I have tried everything to help my child see that lying will bring no good to the human race.  I have yelled.  I have lectured.  I have calmly explained that lying will only cause her friends to not like her nor trust her.  I have punished, taken away prized babies, grounded.  NOTHING IS WORKING!  Today, I told my child I was ashamed of her.  My heart sunk when I said those words.  I could literally feel my heart in my stomach.  Then I told her no ipod for one week, no tv for two days and she will get a spanking when she gets home.  The worst part of all of this?  The utter GUILT I felt for my baby having to start her day off like this.  Kills me even as I am writing this.  Of course I told her how much mommy still loves her no matter what as she left the car.
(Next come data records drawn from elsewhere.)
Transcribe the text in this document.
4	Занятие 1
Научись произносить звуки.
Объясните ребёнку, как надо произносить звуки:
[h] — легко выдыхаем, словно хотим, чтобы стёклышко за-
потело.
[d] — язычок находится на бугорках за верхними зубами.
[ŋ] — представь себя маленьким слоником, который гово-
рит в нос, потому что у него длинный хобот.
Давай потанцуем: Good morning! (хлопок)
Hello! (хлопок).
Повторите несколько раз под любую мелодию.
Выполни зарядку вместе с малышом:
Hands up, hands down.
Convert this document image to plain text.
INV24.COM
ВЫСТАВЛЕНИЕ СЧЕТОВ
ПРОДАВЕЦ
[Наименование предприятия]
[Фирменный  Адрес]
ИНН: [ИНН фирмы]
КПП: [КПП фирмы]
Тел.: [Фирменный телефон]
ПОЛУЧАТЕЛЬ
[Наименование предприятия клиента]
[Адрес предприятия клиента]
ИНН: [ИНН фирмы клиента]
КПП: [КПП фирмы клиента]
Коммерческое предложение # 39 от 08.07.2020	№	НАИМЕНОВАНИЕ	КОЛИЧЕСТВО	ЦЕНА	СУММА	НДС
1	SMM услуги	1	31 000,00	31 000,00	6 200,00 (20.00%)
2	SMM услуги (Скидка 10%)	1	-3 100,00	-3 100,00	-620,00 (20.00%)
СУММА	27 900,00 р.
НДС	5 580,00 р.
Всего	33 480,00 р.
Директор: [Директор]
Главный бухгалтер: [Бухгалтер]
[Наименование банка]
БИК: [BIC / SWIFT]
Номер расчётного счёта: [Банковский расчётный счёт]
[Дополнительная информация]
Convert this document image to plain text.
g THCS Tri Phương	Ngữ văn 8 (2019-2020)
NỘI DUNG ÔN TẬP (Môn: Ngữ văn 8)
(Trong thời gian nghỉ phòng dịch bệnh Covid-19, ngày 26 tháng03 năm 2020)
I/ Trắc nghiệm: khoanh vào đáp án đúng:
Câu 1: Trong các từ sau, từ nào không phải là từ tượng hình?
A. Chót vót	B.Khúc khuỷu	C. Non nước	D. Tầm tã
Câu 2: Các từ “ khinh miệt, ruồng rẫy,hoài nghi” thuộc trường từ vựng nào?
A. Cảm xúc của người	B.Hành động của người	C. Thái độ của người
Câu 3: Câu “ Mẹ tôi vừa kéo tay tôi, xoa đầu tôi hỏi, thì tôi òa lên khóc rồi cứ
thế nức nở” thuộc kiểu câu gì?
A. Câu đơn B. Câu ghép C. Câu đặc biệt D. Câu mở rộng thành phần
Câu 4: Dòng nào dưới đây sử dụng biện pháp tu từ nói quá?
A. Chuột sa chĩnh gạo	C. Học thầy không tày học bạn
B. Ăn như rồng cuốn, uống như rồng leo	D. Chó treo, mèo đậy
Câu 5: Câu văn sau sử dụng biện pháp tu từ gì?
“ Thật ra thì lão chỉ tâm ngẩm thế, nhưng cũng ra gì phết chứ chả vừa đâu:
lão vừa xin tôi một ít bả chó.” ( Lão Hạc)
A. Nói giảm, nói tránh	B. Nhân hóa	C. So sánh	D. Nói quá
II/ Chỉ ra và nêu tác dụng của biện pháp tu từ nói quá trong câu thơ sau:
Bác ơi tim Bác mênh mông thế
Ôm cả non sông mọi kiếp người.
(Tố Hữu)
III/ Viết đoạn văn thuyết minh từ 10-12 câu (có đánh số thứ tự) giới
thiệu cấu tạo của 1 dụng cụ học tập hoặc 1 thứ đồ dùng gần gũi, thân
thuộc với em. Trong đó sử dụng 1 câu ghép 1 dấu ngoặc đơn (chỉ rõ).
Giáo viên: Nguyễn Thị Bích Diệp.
Another very important factor in all of this - I HATE spanking.  Despise it.  Swore I would never do it unless it was something extreme like playing with matches.  I was spanked with everything you can think of as a child:  wooden spoons, fly swatters, shoes, brushes, boy you name it.  At my age, I think we all got spanked with things back then huh? Go get a switch off the tree type of thing lol.  I, however, swore that I never would unless absolutely necessary.  I would not continue the pattern of whacking my child for every minor offense in life.  And for the most part I have lived up to that.  I have had to spank her when all other things have failed.  I must admit I spanked out of anger twice I believe.  I try extremely hard to not ever spank out of anger.  99% of the time I spank, I explain why and swat only on the butt and only 2 or 3 swats.  NOW my little girl will start crying and telling me "mama don't do it you know you hate spanking me and it will only break your heart and make you cry".  Clever little thing huh?  She is right.  She has seen me cry after spanking her.  I told you I hated it and rarely do it.  All my friends think I should be spanking all the time.  No.  No no.

If anyone out there has any ideas on the whole lying thing, please let me know.  I've read her books on this as well.  Nothing is sticking people. She see's a counselor as well for the stress of me being sick. This is obviously top priority so the whole lying thing hasn't really been addressed with him.  I need some real life suggestions. I know kids lie but I am failing.  I am obviously not teaching her to not lie.